European equity markets are poised to open around half a percentage point higher on Wednesday, with the FTSE the notable underperformer after the pound rallied following Theresa May’s appeal to the opposition to help break the Brexit impasse.
Sterling higher as May reaches out to the opposition to break Brexit impasse
The next stage in the Brexit saga began on Tuesday evening as ay appealed to the opposition leader to engage in talks to break the impasse. It’s still not clear whether we’re seeing a genuine attempt to find a solution that can win the support of a majority of MPs or if this is more political games to alleviate the pressure on the government and make the opposition look uncooperative, or even obstructive, in their attempts to force an election. I guess we’ll see just how much both sides truly want to find a workable solution in the coming days.
Still, the move from May has resonated well in the markets, as she once again voiced her opposition to no-deal, something Parliament can actually agree with her on. A long extension now looks almost inevitable, although as ever in the Brexit process, if there’s one thing we can be confident about it’s that no one really knows what will happen next. Perhaps the fear of a soft Brexit will win over some remaining hard-liners and May will try her hand at one more vote on her deal. I wouldn’t put anything past her at this stage. We have one week to go until the emergency EU summit and a week is a very long time in Brexit.
US and China resume trade talks in Washington
Positive reports in regard to US-China trade talks, which are set to resume in Washington today, helped lift sentiment again overnight with markets building on optimism from earlier in the week that stemmed from some encouraging Chinese PMIs. The reports are not necessarily out of the blue and we’ve known this week’s talks are happening but on something so significant, investors want to be constantly reassured.
We’re being told that we’re 90% of the way there which is obviously encouraging but the final 10% – which apparently includes the enforcement mechanism and the removal of tariffs – could take some time to iron out. I think investors are happy to be patient here in the hope that the two sides get this right and put an end to a trade war that has clearly taken its toll on markets. This is a major headwind that investors will be very relieved to see resolved.
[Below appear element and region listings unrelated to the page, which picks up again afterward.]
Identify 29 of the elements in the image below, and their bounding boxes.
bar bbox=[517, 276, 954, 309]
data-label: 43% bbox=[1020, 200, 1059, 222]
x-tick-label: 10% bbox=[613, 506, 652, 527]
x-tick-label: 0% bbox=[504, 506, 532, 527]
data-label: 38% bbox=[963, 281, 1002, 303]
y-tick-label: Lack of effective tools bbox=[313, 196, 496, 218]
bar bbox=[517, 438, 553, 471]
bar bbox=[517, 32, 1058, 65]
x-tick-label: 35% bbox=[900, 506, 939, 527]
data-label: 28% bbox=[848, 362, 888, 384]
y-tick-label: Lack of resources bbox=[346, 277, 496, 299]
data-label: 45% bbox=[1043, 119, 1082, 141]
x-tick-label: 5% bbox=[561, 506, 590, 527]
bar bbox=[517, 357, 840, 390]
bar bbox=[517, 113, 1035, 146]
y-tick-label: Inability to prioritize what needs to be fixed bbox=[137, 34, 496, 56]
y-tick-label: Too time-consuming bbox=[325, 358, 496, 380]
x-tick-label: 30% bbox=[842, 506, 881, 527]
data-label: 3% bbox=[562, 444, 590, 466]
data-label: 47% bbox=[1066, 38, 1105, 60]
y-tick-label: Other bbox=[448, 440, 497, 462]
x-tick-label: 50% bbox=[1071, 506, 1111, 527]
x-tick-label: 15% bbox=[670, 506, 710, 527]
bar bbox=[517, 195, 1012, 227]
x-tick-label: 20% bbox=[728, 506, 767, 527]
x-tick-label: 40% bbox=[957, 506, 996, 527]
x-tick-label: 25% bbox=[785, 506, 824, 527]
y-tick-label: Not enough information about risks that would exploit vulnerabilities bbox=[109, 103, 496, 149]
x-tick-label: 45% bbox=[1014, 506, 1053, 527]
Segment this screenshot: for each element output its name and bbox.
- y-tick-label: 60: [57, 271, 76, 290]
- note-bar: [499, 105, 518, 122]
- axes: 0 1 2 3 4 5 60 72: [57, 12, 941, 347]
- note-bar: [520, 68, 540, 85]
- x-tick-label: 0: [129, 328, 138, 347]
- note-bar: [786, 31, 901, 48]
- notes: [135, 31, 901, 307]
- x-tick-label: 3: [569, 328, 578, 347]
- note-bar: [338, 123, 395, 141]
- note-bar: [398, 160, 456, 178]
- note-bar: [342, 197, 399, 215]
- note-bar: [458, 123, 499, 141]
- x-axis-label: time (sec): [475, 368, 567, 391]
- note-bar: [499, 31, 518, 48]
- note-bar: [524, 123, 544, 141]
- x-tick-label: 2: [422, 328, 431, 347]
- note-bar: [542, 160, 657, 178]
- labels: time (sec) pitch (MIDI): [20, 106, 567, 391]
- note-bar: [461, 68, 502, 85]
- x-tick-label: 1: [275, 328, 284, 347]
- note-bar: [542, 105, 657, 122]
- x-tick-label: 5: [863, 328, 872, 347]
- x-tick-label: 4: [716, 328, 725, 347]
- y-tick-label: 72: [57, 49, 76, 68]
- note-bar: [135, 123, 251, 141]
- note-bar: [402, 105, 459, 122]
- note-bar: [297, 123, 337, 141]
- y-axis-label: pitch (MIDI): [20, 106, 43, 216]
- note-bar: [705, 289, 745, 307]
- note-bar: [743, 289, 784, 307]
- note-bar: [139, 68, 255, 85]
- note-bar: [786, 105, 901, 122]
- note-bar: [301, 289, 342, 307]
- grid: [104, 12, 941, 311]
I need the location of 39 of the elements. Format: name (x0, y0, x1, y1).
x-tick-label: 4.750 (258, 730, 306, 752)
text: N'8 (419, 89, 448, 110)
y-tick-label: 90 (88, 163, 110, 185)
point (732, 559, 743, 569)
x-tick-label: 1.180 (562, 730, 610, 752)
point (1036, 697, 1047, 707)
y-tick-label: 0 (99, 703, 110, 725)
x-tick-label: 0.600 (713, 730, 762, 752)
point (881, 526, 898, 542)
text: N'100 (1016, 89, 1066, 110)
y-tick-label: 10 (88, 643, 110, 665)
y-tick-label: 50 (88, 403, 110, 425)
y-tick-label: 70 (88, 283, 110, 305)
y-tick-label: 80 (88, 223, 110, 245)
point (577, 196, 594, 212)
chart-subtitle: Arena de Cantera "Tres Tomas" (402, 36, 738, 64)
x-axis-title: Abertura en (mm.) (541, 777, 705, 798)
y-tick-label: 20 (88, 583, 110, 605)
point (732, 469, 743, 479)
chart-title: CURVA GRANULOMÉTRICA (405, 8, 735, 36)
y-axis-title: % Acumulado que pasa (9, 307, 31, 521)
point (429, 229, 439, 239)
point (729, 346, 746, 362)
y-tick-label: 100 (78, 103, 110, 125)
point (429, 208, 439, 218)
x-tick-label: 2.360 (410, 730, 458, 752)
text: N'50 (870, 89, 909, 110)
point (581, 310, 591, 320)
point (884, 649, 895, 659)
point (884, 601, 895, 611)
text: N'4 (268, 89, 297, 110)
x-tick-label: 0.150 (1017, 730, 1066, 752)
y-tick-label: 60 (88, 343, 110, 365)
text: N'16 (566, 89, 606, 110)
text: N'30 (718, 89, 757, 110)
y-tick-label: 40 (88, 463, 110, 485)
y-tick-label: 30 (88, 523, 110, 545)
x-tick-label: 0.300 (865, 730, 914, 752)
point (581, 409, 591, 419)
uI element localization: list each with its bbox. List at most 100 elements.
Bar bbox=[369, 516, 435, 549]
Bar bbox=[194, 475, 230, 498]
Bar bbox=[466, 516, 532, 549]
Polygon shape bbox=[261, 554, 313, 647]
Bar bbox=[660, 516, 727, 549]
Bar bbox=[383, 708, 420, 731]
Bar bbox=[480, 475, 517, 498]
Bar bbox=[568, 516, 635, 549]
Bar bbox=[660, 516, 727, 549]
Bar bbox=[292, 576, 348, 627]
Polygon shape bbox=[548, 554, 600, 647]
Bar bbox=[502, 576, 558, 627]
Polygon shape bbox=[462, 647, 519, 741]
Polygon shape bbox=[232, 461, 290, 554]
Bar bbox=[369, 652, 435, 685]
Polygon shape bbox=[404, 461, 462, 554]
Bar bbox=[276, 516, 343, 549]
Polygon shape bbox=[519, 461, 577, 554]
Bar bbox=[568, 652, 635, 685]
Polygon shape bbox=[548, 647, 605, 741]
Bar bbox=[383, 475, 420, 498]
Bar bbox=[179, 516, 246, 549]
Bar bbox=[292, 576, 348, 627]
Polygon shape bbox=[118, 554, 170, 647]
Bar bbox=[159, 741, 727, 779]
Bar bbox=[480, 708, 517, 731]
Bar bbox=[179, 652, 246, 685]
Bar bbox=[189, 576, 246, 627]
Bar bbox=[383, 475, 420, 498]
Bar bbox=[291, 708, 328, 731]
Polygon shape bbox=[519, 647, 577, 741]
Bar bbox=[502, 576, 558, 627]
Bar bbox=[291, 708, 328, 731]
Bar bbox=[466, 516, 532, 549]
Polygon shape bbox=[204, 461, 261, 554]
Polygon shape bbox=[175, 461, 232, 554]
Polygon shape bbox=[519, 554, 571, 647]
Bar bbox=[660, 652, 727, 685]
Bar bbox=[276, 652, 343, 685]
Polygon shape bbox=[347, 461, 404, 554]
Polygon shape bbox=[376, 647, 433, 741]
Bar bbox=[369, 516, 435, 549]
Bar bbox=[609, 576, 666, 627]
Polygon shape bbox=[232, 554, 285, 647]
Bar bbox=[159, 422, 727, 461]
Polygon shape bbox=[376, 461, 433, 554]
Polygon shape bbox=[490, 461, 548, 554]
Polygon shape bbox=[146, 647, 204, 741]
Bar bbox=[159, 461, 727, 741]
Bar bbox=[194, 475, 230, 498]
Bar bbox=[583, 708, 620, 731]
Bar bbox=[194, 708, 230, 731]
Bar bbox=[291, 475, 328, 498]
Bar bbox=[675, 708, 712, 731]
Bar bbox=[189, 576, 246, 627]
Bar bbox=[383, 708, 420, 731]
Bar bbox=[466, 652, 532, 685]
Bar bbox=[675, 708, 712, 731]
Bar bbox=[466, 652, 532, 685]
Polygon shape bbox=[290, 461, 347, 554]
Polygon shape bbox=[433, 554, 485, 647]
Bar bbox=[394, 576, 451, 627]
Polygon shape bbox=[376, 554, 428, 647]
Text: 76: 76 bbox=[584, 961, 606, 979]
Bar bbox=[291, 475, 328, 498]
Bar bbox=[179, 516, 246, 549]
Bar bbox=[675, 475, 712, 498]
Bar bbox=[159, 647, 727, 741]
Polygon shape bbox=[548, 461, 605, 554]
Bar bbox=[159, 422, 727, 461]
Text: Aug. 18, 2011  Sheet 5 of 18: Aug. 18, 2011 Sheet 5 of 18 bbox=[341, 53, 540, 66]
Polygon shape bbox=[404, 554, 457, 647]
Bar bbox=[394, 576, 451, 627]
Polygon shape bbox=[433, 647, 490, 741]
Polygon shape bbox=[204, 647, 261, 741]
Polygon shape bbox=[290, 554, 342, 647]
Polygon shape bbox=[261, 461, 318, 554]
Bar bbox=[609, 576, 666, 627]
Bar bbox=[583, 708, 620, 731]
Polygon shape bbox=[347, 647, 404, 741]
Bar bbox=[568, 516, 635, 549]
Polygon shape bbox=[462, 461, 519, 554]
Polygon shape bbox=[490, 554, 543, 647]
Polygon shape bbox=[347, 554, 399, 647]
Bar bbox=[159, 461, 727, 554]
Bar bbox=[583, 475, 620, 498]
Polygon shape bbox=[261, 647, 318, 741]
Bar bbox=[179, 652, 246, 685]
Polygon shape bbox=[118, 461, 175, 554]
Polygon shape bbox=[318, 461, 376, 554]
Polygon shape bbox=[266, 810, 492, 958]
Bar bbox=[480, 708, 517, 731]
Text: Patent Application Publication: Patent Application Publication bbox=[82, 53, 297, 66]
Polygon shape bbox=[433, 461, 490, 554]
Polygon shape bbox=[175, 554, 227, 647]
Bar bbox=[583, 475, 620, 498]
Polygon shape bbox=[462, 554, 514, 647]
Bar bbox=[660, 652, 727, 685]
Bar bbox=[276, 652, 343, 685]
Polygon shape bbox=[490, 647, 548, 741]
Bitcoin holding on to Tuesday’s gains
It was like the good old days in the crypto market on Tuesday, as traders in Europe and the US woke up to a more than 20% rally in bitcoin. Safe to say, it had become the forgotten instrument for a while as the very volatility it was known for slipped away and price consolidated around $4,000. In the absence of any real catalyst though, many are left to question whether there’s anything of substance behind the bounce or if it’s just a short squeeze.
Bitcoin has found some resistance around $5,100 – previous support – but the real test will come around $6,000 which was a significant support zone throughout 2018, a break of which in November sparked the move back to almost $3,000.
Oil building momentum but runs into resistance
Oil prices appear to have found a little bullish momentum again in the last few days, with the rallies we’ve seen in equity markets clearly a major factor. Another reported inventory build from API on Tuesday may have taken some of the gloss off the rally, which should make today’s EIA number all the more interesting, but momentum still looks very much with the bulls.
That said, $70 may provide significant resistance for Brent, with WTI potentially finding similar issues around $63. Falling US oil rig numbers and stabilised output at 12.1 million barrels a day may provide a boost for oil bulls, with rising production here being one of the main drags on prices.
Gold stabilises below $1,300
A softer dollar over the last 24 has given some reprieve to gold, which slipped below $1,300 last Thursday as the greenback benefited from weakness across a variety of other currencies. The key area for gold remains around $1,280, which has offered significant support since the start of the year. There have been numerous supporting factors for the yellow metal, although with risk appetite returning and the dollar remaining strong it remains challenging for bulls.